# DX11 Stippled Deferred Translucency

This topic is 2132 days old which is more than the 365 day threshold we allow for new replies. Please post a new topic.

## Recommended Posts

How do you handle ssao and particle effects in this approach? Do you keep the stippled depth buffer?

We use stippling and limited it to 2 layers. It is good enough for what we need, but especially ssao and particles are really bothering me.

##### Share on other sites

For alpha lighting, I generate a volume texture locked to the camera with lighting information (warped to match the frustum). Atm I fill this in a CS, similar to the usual CS light culling pass. I store both single non directional approximated lighting value, and a separate set of directional values. This allows me to do either a simple texture fetch to get rough lighting info when applying it (for particles for example), or higher quality directional application with 3 texture fetches and a few ALU ops.
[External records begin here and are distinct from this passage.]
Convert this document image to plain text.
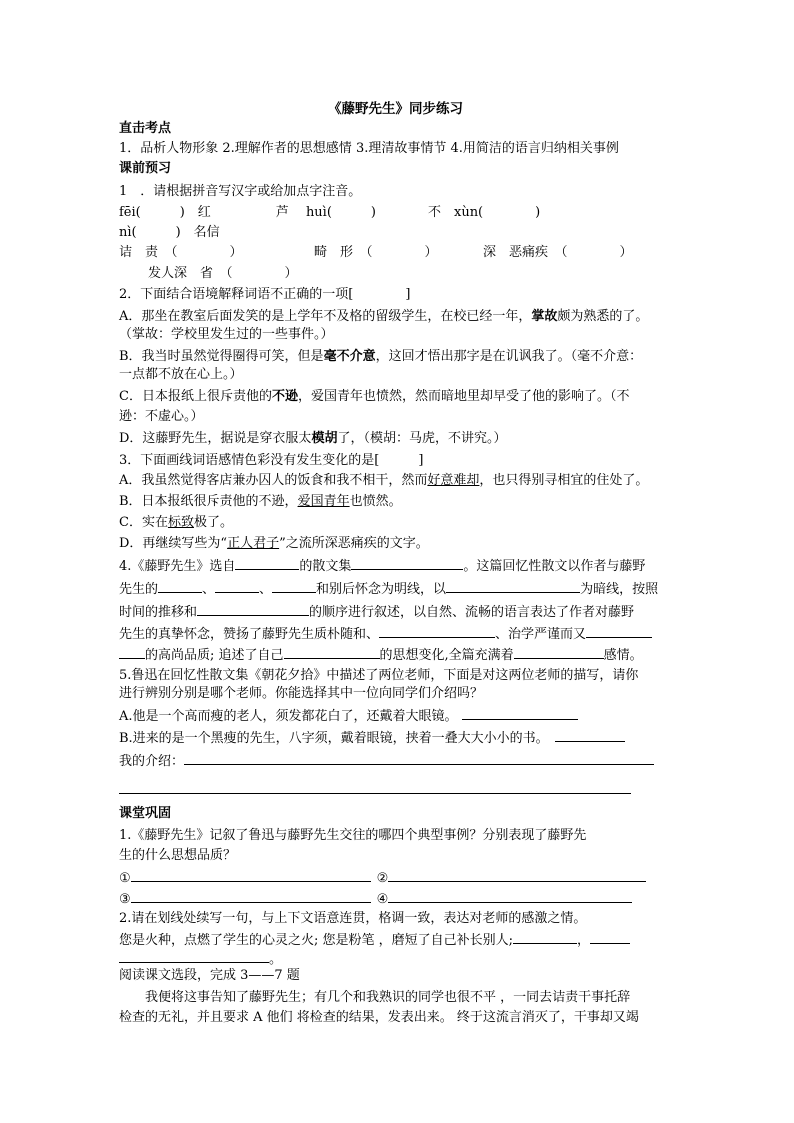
《藤野先生》同步练习
直击考点
1．品析人物形象 2.理解作者的思想感情 3.理清故事情节 4.用简洁的语言归纳相关事例
课前预习
1　．请根据拼音写汉字或给加点字注音。
fēi(　　　)　红　　　　　芦　 huì(　　　)　　　　不　xùn(　　　　)
nì(　　　)　名信
诘　责　（　　　　）　　　　　　畸　形　（　　　　）　　　　深　恶痛疾　（　　　　）
发人深　省　（　　　　）
2．下面结合语境解释词语不正确的一项[　　　　]
A．那坐在教室后面发笑的是上学年不及格的留级学生，在校已经一年，掌故颇为熟悉的了。
（掌故：学校里发生过的一些事件。）
B．我当时虽然觉得圈得可笑，但是毫不介意，这回才悟出那字是在讥讽我了。（毫不介意：
一点都不放在心上。）
C．日本报纸上很斥责他的不逊，爱国青年也愤然，然而暗地里却早受了他的影响了。（不
逊：不虚心。）
D．这藤野先生，据说是穿衣服太模胡了，（模胡：马虎，不讲究。）
3．下面画线词语感情色彩没有发生变化的是[　　　]
A．我虽然觉得客店兼办囚人的饭食和我不相干，然而好意难却，也只得别寻相宜的住处了。
B．日本报纸很斥责他的不逊，爱国青年也愤然。
C．实在标致极了。
D．再继续写些为“正人君子”之流所深恶痛疾的文字。
4.《藤野先生》选自	的散文集	。这篇回忆性散文以作者与藤野
先生的	、	、	和别后怀念为明线，以	为暗线，按照
时间的推移和	的顺序进行叙述，以自然、流畅的语言表达了作者对藤野
先生的真挚怀念，赞扬了藤野先生质朴随和、	、治学严谨而又
的高尚品质; 追述了自己	的思想变化,全篇充满着	感情。
5.鲁迅在回忆性散文集《朝花夕拾》中描述了两位老师，下面是对这两位老师的描写，请你
进行辨别分别是哪个老师。你能选择其中一位向同学们介绍吗？
A.他是一个高而瘦的老人，须发都花白了，还戴着大眼镜。
B.进来的是一个黑瘦的先生，八字须，戴着眼镜，挟着一叠大大小小的书。
我的介绍：
课堂巩固
1.《藤野先生》记叙了鲁迅与藤野先生交往的哪四个典型事例？分别表现了藤野先
生的什么思想品质？
①	②
③	④
2.请在划线处续写一句，与上下文语意连贯，格调一致，表达对老师的感激之情。
您是火种，点燃了学生的心灵之火; 您是粉笔 ，磨短了自己补长别人;	，
。
阅读课文选段，完成 3——7 题
　　我便将这事告知了藤野先生；有几个和我熟识的同学也很不平 ，一同去诘责干事托辞
检查的无礼，并且要求 A 他们 将检查的结果，发表出来。 终于这流言消灭了，干事却又竭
It's a pretty simple system atm, downsides are lower lighting resolution in the distance, and it's not exactly free to generate. (That might be possible to optimize by at least partially generating it on CPU though). Also, no specular atm...

Pros are cheap lighting, even for a huge number of particles, and semi cheap volumetric lighting / light shafts for any shadow casting light in the scene, as I also march through the volume when I apply my directional light volumetric shadows (simple raymarch through shadowmap).

##### Share on other sites

it might be just as fast, but with better quality, to create a seperate texture for alpha blended objects.

1. as gpus work on 2x2 quads, you poison the depth buffer and any common deferred optimization (depth bound check, stencil culling) as the 2x2 pixel quad is processed even if just one pixel is valid. the results of the other pixels are discarded, of course -> not slower

2. you have still the full res backbuffer for solids, but now also a separate target with alpha -> better quality

3. you could use a lower res alpha buffer, you're interleaving anyway which is like less resolution, so why not an alpha buffer with lower res from the beginning? you'd need to render into the high-res first, then you'd do a resolve where you combine the alpha-gbuffer, kinda filling empty pixel, then you shade this lower res buffer ->I estimate this to be faster than interleaved.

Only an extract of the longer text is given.